Muhtarlar ve topluluk-temelli afet yönetişimi
Özet
Türkiye’de devletin modernleşme çabalarının bir ürünü olarak doğan ve 1829’dan beri
varlığını bugüne kadar koruyan muhtarlık kurumu yerli ve özgün bir teşkilattır. Muhtarlar, belli sürelerle çoğunlukla yerel halk içinden doğrudan yerel halkın oylarıyla seçilirler. Bu durum onları yerel halk ile daha yakın bağlar kurmaya, yerel sorunlar ve ihtiyaçları yakından bilmeye ve mahalleleri hakkında zengin bir veri kaynağı olmaya sevk eder.
Bu özellikleriyle muhtarlar topluluk temelli afet yönetişiminde ve onun asli bir aşaması
olan hazırbulunuşluk sürecinde önemli aktörler olma potansiyelini taşırlar.
Ancak fiili durumda muhtarlar ne denli bu rolü oynamaktadırlar ya da oynamalarına
olanak sağlanmaktadır? Muhtarlar, afetlere hazırbulunuşluk süreçlerinde yönetişim
ilkesine ne kadar ortaktırlar? Bu sorular bu makalenin problematiğini teşkil etmektedir. Makale, topluluk temelli doğal afet yönetiminin Türkiye’deki özel durumunu birçok doğal afet riskinin yoğun hissedildiği illerden biri olan Balıkesir örnek olay incelemesi çerçevesinde, doğal afet yönetişimindeki rolü genellikle ihmal edilen muhtarlar
üzerinden incelemeyi amaçlamaktadır.
Makale, fenomenolojik bir yöntem anlayışıyla derinlemesine mülakat tekniği kullanılarak 50 muhtardan elde edilen verileri kullanmaktadır. Ulaşılan en önemli bulgu,
politik seçkinlerin yerel bilgiyi önemsememe ve sürece dâhil etmeme eğilimlerinden
dolayı muhtarların afet hazırbulunuşluğu süreçlerinden dışlandıkları ve potansiyel
katkılarının kısıtlandığıdır. Born as a product of Turkey’s modernization efforts, the institute of muhtarlık is
an indigenous and unique organization that has been able to protect its presence
since 1829 to date. Muhtars (headmen of neighborhood) are elected for a certain
period of time by direct votes of local people, mostly from local people. This leads
them to build closer ties with the local community, to know closely local problems
and needs, and to become a rich source of data on their neighborhoods. With these
characteristics, muhtars have the potential to become important actors in community-based disaster governance and in its essential stage of preparedness.
But to what extent do muhtars play or are allowed to play this role?
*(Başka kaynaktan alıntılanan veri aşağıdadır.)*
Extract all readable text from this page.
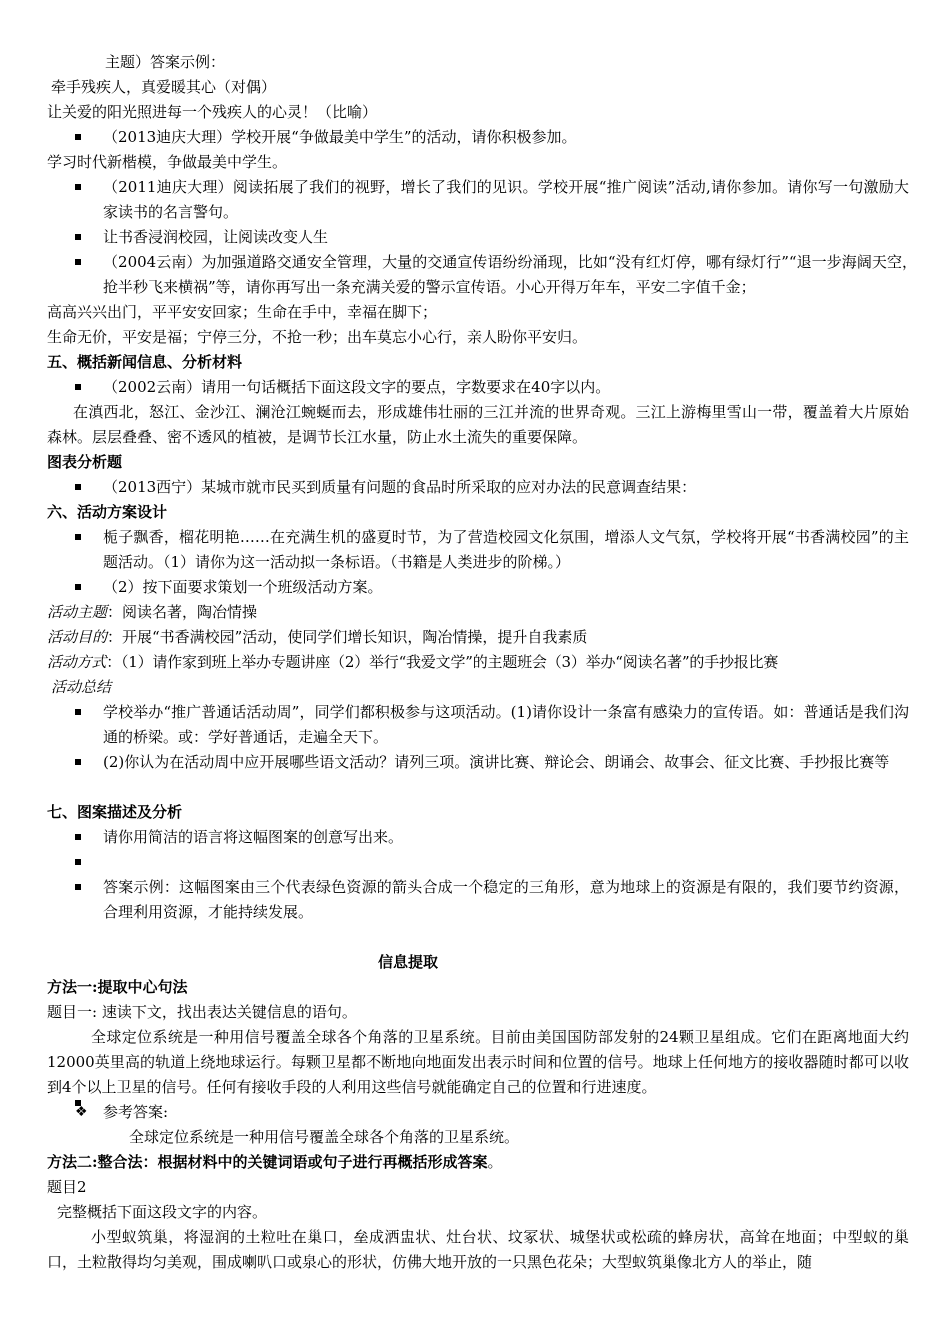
主题）答案示例：

牵手残疾人，真爱暖其心（对偶）

让关爱的阳光照进每一个残疾人的心灵！（比喻）

（2013迪庆大理）学校开展“争做最美中学生”的活动，请你积极参加。

学习时代新楷模，争做最美中学生。

（2011迪庆大理）阅读拓展了我们的视野，增长了我们的见识。学校开展“推广阅读”活动,请你参加。请你写一句激励大家读书的名言警句。
让书香浸润校园，让阅读改变人生
（2004云南）为加强道路交通安全管理，大量的交通宣传语纷纷涌现，比如“没有红灯停，哪有绿灯行”“退一步海阔天空，抢半秒飞来横祸”等，请你再写出一条充满关爱的警示宣传语。小心开得万年车，平安二字值千金；

高高兴兴出门，平平安安回家；生命在手中，幸福在脚下；

生命无价，平安是福；宁停三分，不抢一秒；出车莫忘小心行，亲人盼你平安归。

五、概括新闻信息、分析材料

（2002云南）请用一句话概括下面这段文字的要点，字数要求在40字以内。

在滇西北，怒江、金沙江、澜沧江蜿蜒而去，形成雄伟壮丽的三江并流的世界奇观。三江上游梅里雪山一带，覆盖着大片原始森林。层层叠叠、密不透风的植被，是调节长江水量，防止水土流失的重要保障。

图表分析题

（2013西宁）某城市就市民买到质量有问题的食品时所采取的应对办法的民意调查结果：

六、活动方案设计

栀子飘香，榴花明艳……在充满生机的盛夏时节，为了营造校园文化氛围，增添人文气氛，学校将开展“书香满校园”的主题活动。（1）请你为这一活动拟一条标语。（书籍是人类进步的阶梯。）
（2）按下面要求策划一个班级活动方案。

活动主题：阅读名著，陶冶情操

活动目的：开展“书香满校园”活动，使同学们增长知识，陶冶情操，提升自我素质

活动方式：（1）请作家到班上举办专题讲座（2）举行“我爱文学”的主题班会（3）举办“阅读名著”的手抄报比赛

活动总结

学校举办“推广普通话活动周”，同学们都积极参与这项活动。(1)请你设计一条富有感染力的宣传语。如：普通话是我们沟通的桥梁。或：学好普通话，走遍全天下。
(2)你认为在活动周中应开展哪些语文活动？请列三项。演讲比赛、辩论会、朗诵会、故事会、征文比赛、手抄报比赛等

七、图案描述及分析

请你用简洁的语言将这幅图案的创意写出来。
答案示例：这幅图案由三个代表绿色资源的箭头合成一个稳定的三角形，意为地球上的资源是有限的，我们要节约资源，合理利用资源，才能持续发展。

信息提取

方法一:提取中心句法

题目一: 速读下文，找出表达关键信息的语句。

全球定位系统是一种用信号覆盖全球各个角落的卫星系统。目前由美国国防部发射的24颗卫星组成。它们在距离地面大约12000英里高的轨道上绕地球运行。每颗卫星都不断地向地面发出表示时间和位置的信号。地球上任何地方的接收器随时都可以收到4个以上卫星的信号。任何有接收手段的人利用这些信号就能确定自己的位置和行进速度。

❖ 参考答案:

全球定位系统是一种用信号覆盖全球各个角落的卫星系统。

方法二:整合法：根据材料中的关键词语或句子进行再概括形成答案。

题目2

完整概括下面这段文字的内容。

小型蚁筑巢，将湿润的土粒吐在巢口，垒成洒盅状、灶台状、坟冢状、城堡状或松疏的蜂房状，高耸在地面；中型蚁的巢口，土粒散得均匀美观，围成喇叭口或泉心的形状，仿佛大地开放的一只黑色花朵；大型蚁筑巢像北方人的举止，随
Are muhtars
natural partners of governance in terms of disaster preparedness? These questions
constitute the problematic of this paper. The paper aims to examine special status of community-based disaster management in Turkey within the framework of a
case study of Balikesir, which is one of the provinces where of many natural disaster
risks are felt intensely. In doing so the study is focused on muhtars whose role in
natural disaster governance is generally neglected.
The paper uses data obtained from 50 muhtars using an in-depth interview technique with a phenomenological methodology. The most important finding is that
due to the tendency of the political elite to ignore and not include local knowledge,
the muhtars are excluded from the disaster preparedness processes and their potential contribution is limited.